The other two sibling comments expressed some doubt, but I can tell you with absolute certainty that in the standard model, and to the best of our knowledge in reality, the big bang did not have a center.


This makes no sense to me. Are we saying the universe existed before the big bang? The big bang went boom and everything started expanding from it. How is it not the center?


It's a 4D spacetime, not a 3D space.

Start with a tiny sphere. Expand it. The sphere gets bigger, but no point on the 2D-like surface is the centre.

It's like that, but the surface is a 4D spacetime.

You can't use your imagination to visualise this. But you can use math to describe it.

Whether there's some kind of ultradimensional hypercentre is a different question. Even if there was, it wouldn't be accessible from this universe.

And don't forget we don't have a clue what spacetime is. Relativity has some nice descriptions of what it does, but there's no fundamental explanation of how the universe generates the phenomena we call position, time, and distance.


That is the best explanation I've ever heard about that "where is the center question". Thank you.

Perhaps some day I'll be able to wrap my head around your closing caveat. I suspect any question I ask on that would be another "where is the center" type question.


We observe that the matter density in the universe is decreasing with time. As far as we know, this looks the same from every point in the universe: galaxies move away from each other. The speed at which they move away from each other doesn’t depend on where in the universe you are. (It only depends on the time, as the speed is slowly increasing.) There is no center from which they move away from. Or alternatively, every point in the universe is such a center. It’s like when zooming into a grid. It doesn’t matter at which point of the grid you zoom in, the grid expands in the same way regardless. The grid has no center, and also no boundary.

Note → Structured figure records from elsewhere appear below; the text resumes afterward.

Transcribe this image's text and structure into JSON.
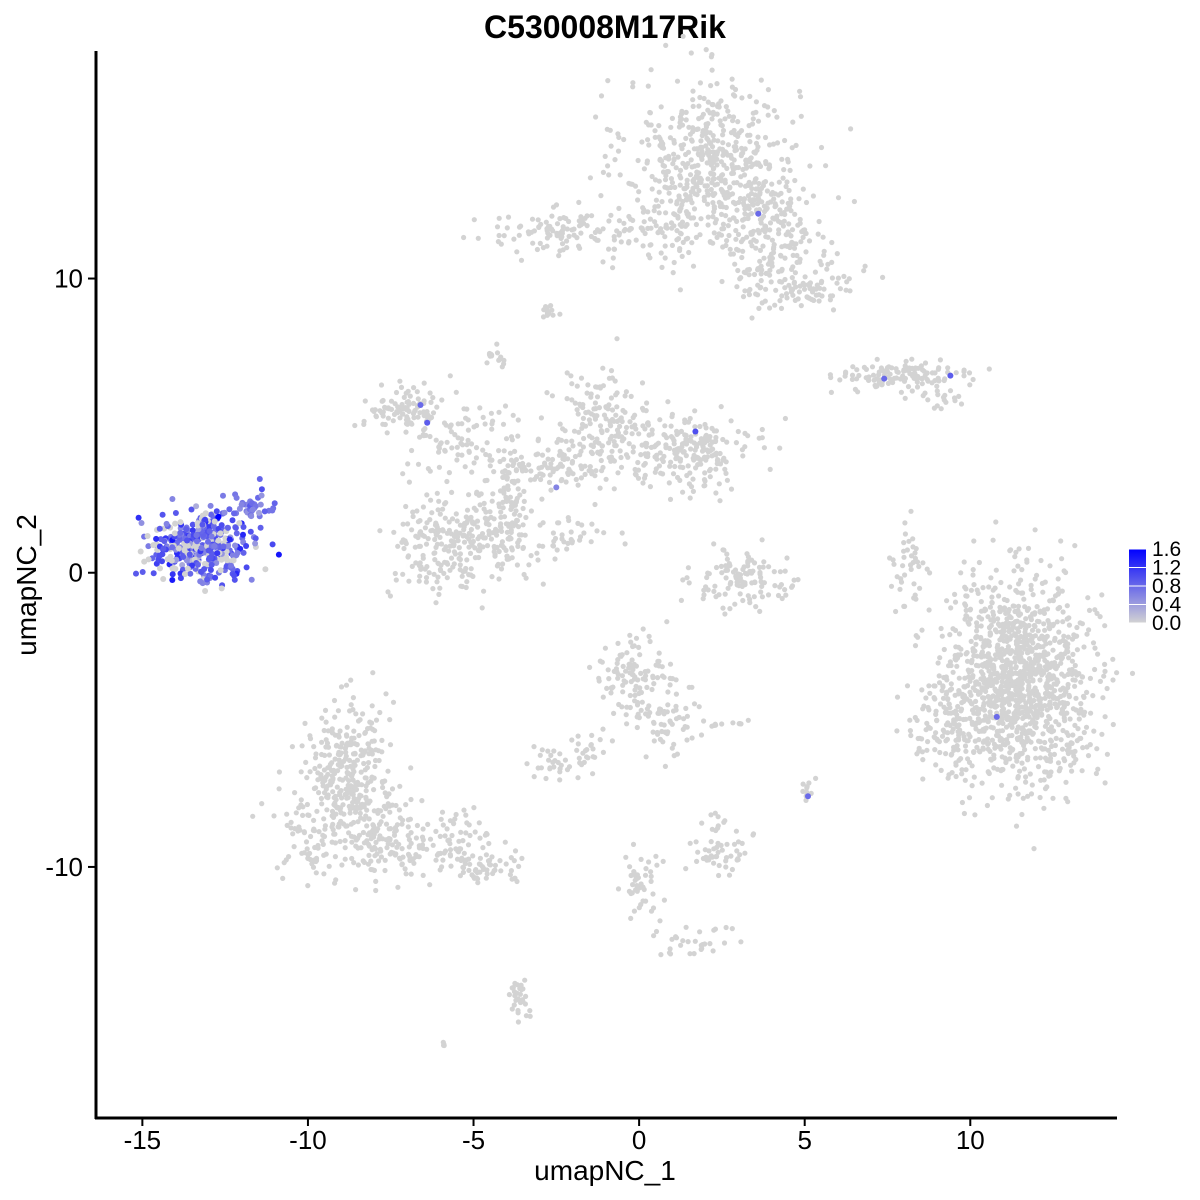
{
  "chart_data": {
    "type": "scatter",
    "title": "C530008M17Rik",
    "xlabel": "umapNC_1",
    "ylabel": "umapNC_2",
    "xlim": [
      -16.4,
      14.4
    ],
    "ylim": [
      -18.5,
      17.7
    ],
    "x_ticks": [
      -15,
      -10,
      -5,
      0,
      5,
      10
    ],
    "x_tick_labels": [
      "-15",
      "-10",
      "-5",
      "0",
      "5",
      "10"
    ],
    "y_ticks": [
      -10,
      0,
      10
    ],
    "y_tick_labels": [
      "-10",
      "0",
      "10"
    ],
    "grid": false,
    "legend": {
      "position": "right",
      "type": "colorbar",
      "min": 0.0,
      "max": 1.6,
      "ticks": [
        0.0,
        0.4,
        0.8,
        1.2,
        1.6
      ],
      "tick_labels": [
        "0.0",
        "0.4",
        "0.8",
        "1.2",
        "1.6"
      ],
      "colors": {
        "low": "#d3d3d3",
        "high": "#0000ff"
      }
    },
    "clusters": [
      {
        "cx": 2.2,
        "cy": 14.0,
        "sx": 1.3,
        "sy": 1.4,
        "n": 520
      },
      {
        "cx": 3.9,
        "cy": 11.8,
        "sx": 0.9,
        "sy": 0.8,
        "n": 160
      },
      {
        "cx": 4.8,
        "cy": 9.9,
        "sx": 0.9,
        "sy": 0.5,
        "n": 120
      },
      {
        "cx": -2.3,
        "cy": 11.6,
        "sx": 1.3,
        "sy": 0.35,
        "n": 110
      },
      {
        "cx": 0.9,
        "cy": 11.5,
        "sx": 0.9,
        "sy": 0.7,
        "n": 80
      },
      {
        "cx": -2.7,
        "cy": 8.9,
        "sx": 0.2,
        "sy": 0.15,
        "n": 15
      },
      {
        "cx": -4.4,
        "cy": 7.3,
        "sx": 0.15,
        "sy": 0.2,
        "n": 15
      },
      {
        "cx": 8.0,
        "cy": 6.7,
        "sx": 1.0,
        "sy": 0.25,
        "n": 120
      },
      {
        "cx": 8.9,
        "cy": 6.0,
        "sx": 0.4,
        "sy": 0.3,
        "n": 20
      },
      {
        "cx": -7.1,
        "cy": 5.6,
        "sx": 0.6,
        "sy": 0.35,
        "n": 90
      },
      {
        "cx": -5.4,
        "cy": 4.5,
        "sx": 0.9,
        "sy": 0.7,
        "n": 90
      },
      {
        "cx": -1.2,
        "cy": 5.3,
        "sx": 0.8,
        "sy": 0.8,
        "n": 110
      },
      {
        "cx": 1.8,
        "cy": 4.0,
        "sx": 0.8,
        "sy": 0.6,
        "n": 150
      },
      {
        "cx": 0.0,
        "cy": 4.4,
        "sx": 1.4,
        "sy": 0.6,
        "n": 120
      },
      {
        "cx": -2.6,
        "cy": 3.6,
        "sx": 1.0,
        "sy": 0.5,
        "n": 80
      },
      {
        "cx": -6.0,
        "cy": 0.8,
        "sx": 0.8,
        "sy": 0.9,
        "n": 170
      },
      {
        "cx": -4.4,
        "cy": 1.4,
        "sx": 0.7,
        "sy": 0.8,
        "n": 150
      },
      {
        "cx": -3.8,
        "cy": 3.1,
        "sx": 0.3,
        "sy": 0.8,
        "n": 40
      },
      {
        "cx": -2.3,
        "cy": 1.2,
        "sx": 0.8,
        "sy": 0.35,
        "n": 35
      },
      {
        "cx": 3.3,
        "cy": -0.3,
        "sx": 0.8,
        "sy": 0.5,
        "n": 110
      },
      {
        "cx": 8.2,
        "cy": 0.4,
        "sx": 0.25,
        "sy": 0.8,
        "n": 40
      },
      {
        "cx": -0.3,
        "cy": -3.6,
        "sx": 0.6,
        "sy": 0.7,
        "n": 110
      },
      {
        "cx": 1.0,
        "cy": -4.9,
        "sx": 0.5,
        "sy": 0.7,
        "n": 60
      },
      {
        "cx": -2.6,
        "cy": -6.5,
        "sx": 0.3,
        "sy": 0.3,
        "n": 25
      },
      {
        "cx": -1.6,
        "cy": -6.1,
        "sx": 0.35,
        "sy": 0.4,
        "n": 25
      },
      {
        "cx": 2.9,
        "cy": -5.1,
        "sx": 0.3,
        "sy": 0.1,
        "n": 10
      },
      {
        "cx": 5.0,
        "cy": -7.4,
        "sx": 0.15,
        "sy": 0.2,
        "n": 10
      },
      {
        "cx": 2.5,
        "cy": -9.5,
        "sx": 0.5,
        "sy": 0.35,
        "n": 45
      },
      {
        "cx": 2.3,
        "cy": -8.6,
        "sx": 0.2,
        "sy": 0.2,
        "n": 10
      },
      {
        "cx": 0.0,
        "cy": -10.5,
        "sx": 0.3,
        "sy": 0.9,
        "n": 45
      },
      {
        "cx": 1.5,
        "cy": -12.4,
        "sx": 0.6,
        "sy": 0.3,
        "n": 30
      },
      {
        "cx": -3.6,
        "cy": -14.7,
        "sx": 0.15,
        "sy": 0.6,
        "n": 30
      },
      {
        "cx": -6.0,
        "cy": -16.0,
        "sx": 0.1,
        "sy": 0.1,
        "n": 4
      },
      {
        "cx": -8.8,
        "cy": -6.4,
        "sx": 0.6,
        "sy": 1.0,
        "n": 240
      },
      {
        "cx": -8.9,
        "cy": -8.6,
        "sx": 1.0,
        "sy": 0.9,
        "n": 230
      },
      {
        "cx": -6.3,
        "cy": -9.3,
        "sx": 1.2,
        "sy": 0.5,
        "n": 130
      },
      {
        "cx": -4.6,
        "cy": -10.0,
        "sx": 0.6,
        "sy": 0.25,
        "n": 50
      },
      {
        "cx": 11.5,
        "cy": -3.6,
        "sx": 1.1,
        "sy": 1.7,
        "n": 1200
      },
      {
        "cx": 9.3,
        "cy": -5.2,
        "sx": 0.6,
        "sy": 0.9,
        "n": 130
      }
    ],
    "expressing_cluster": {
      "cx": -13.2,
      "cy": 0.9,
      "sx": 0.75,
      "sy": 0.55,
      "n": 420,
      "mean_expr": 0.85
    },
    "expressing_points": [
      [
        -12.7,
        1.9,
        1.6
      ],
      [
        3.6,
        12.2,
        0.8
      ],
      [
        -6.6,
        5.7,
        0.8
      ],
      [
        -6.4,
        5.1,
        0.9
      ],
      [
        1.7,
        4.8,
        1.0
      ],
      [
        -2.5,
        2.9,
        0.6
      ],
      [
        7.4,
        6.6,
        0.8
      ],
      [
        9.4,
        6.7,
        0.9
      ],
      [
        10.8,
        -4.9,
        0.8
      ],
      [
        5.1,
        -7.6,
        0.8
      ]
    ]
  }
}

Due to the laws of general relativity, extrapolating that observation into the past, the implication is that the matter in the universe was ever denser the further you go into past. Furthermore, there is a point in time where it becomes infinitely dense. This is what we call the Big Bang. Because our equations break down at that point, we don’t know what happened at that point in time, or before, or whether there was a before. However, observational evidence like the cosmic microwave background strongly support the theory: https://en.wikipedia.org/wiki/Big_Bang#Observational_evidenc...

Note that “infinitely dense” does not imply that the universe shrinks to a single point at that time. Rather, it was infinitely dense at every point. (Again, this is like zooming out from an infinite grid infinitely far. The grid always remains infinitely large.) This means that the Big Bang happened everywhere at once. It’s a point in time, not a location.

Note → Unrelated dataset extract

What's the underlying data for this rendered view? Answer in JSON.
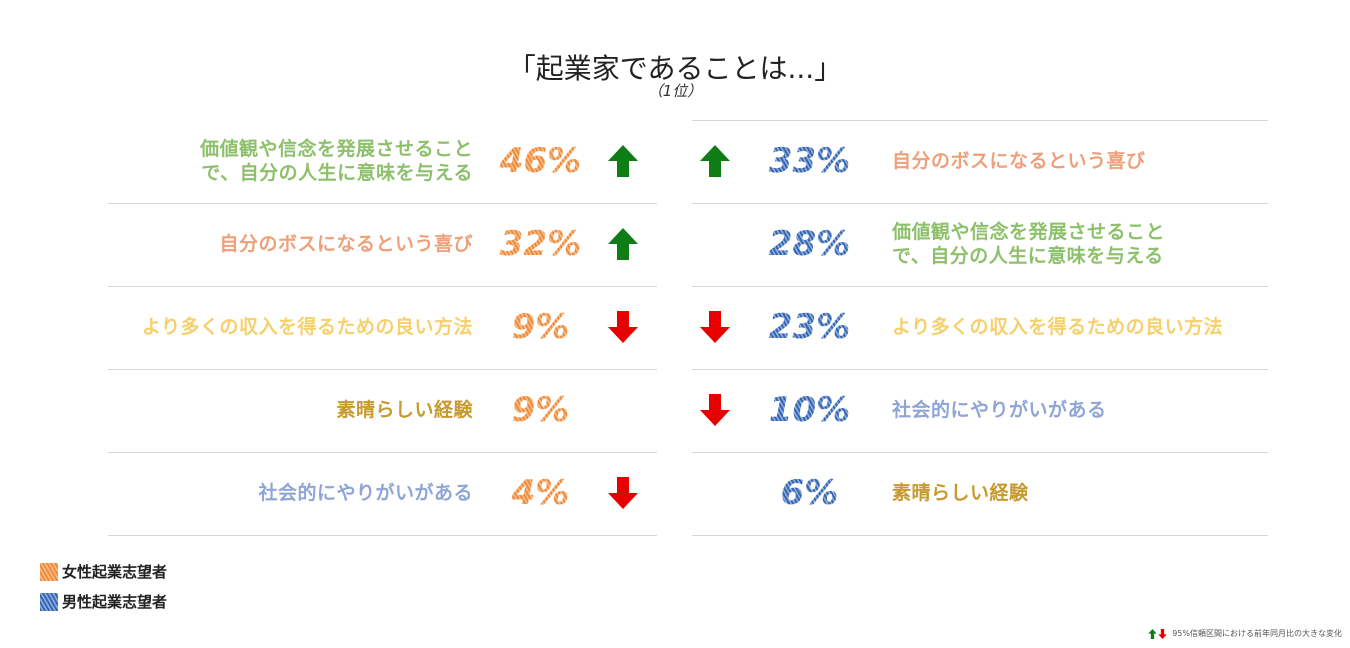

The Big Bang is not a physical explosion and the universe is not a balloon. All space was condensed together, but space is (to our current ability to measure it) topologically flat and infinite. It was still infinitely big in every dimension, it was just unfathomably dense.

The expansion that's occurring is that the space between things is growing. But it's every space between everything all at once, everywhere.

There is no physical equivalent.


No, we are not saying that. We are saying that the entirety of space - and not just its contents - have been compressed into a point (ignoring quantum gravity for now). Any two points in space have been arbitrarily close if you play the movie backwards sufficiently close to the first moment.


I thought the big bang had no center because there is no edge. Rather expansion was of space itself that happened everywhere.


No, it’s not space itself. Relative to what would it expand? It’s galaxies moving away from one another, which necessarily increases the space between them.

See also: https://en.wikipedia.org/wiki/Expansion_of_the_universe#Expa...


I don't think the big bang or the universe ever had a center.